Le sud de la Géorgie est une terra incognita pour la majorité des voyageurs — et pourtant. Cette région de steppes, de gorges volcaniques et de hauts plateaux recèle deux des sites les plus spectaculaires du pays : la cité rupestre de Vardzia et la station thermale de Borjomi. Sans oublier les lacs volcaniques du plateau de Javakhétie et les monastères taillés dans la roche du désert de Garéja.

Vardzia : la cité troglodyte de la reine Tamar

Vardzia est l’une des merveilles méconnues du Moyen Âge. Creusé dans les flancs d’une falaise volcanique sur les rives de la Koura, ce complexe monastique rupestre du XIIe siècle compte plus de 600 pièces réparties sur 13 étages : cellules de moines, églises ornées de fresques, granges, caves à vin, salles de réunion. La reine Tamar — figure tutélaire de l’âge d’or géorgien — y séjourna et y fit peindre son portrait sur les murs de la chapelle principale. Un tremblement de terre au XIIIe siècle dévasta une partie du site, laissant visible la « coupe » transversale de ce monde souterrain fascinant.

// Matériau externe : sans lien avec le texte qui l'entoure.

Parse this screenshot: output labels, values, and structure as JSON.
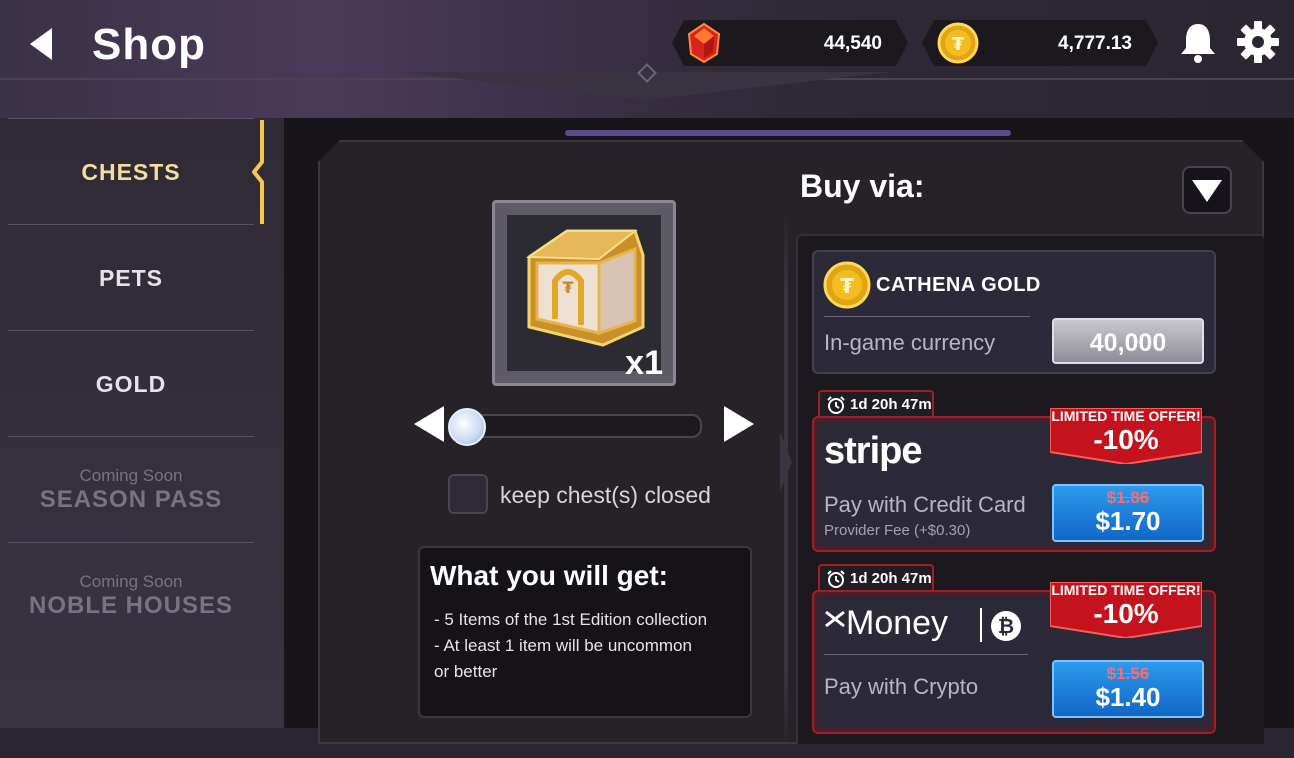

Borjomi : l’eau minérale qui fit la réputation de la Géorgie

Borjomi est connue dans tout l’espace post-soviétique pour son eau minérale gazeuse, aux propriétés thérapeutiques légendaires depuis leur découverte par les Russes au XIXe siècle. La ville-jardin, nichée dans la vallée boisée du Mtkvari, était la station thermale favorite de la famille impériale russe et de la noblesse géorgienne. Le parc central permet de goûter l’eau directement à la source (gratuit), chaude et très minéralisée. Le parc national de Borjomi-Kharagauli, à l’est, est l’un des plus grands d’Europe et propose d’excellents sentiers de randonnée.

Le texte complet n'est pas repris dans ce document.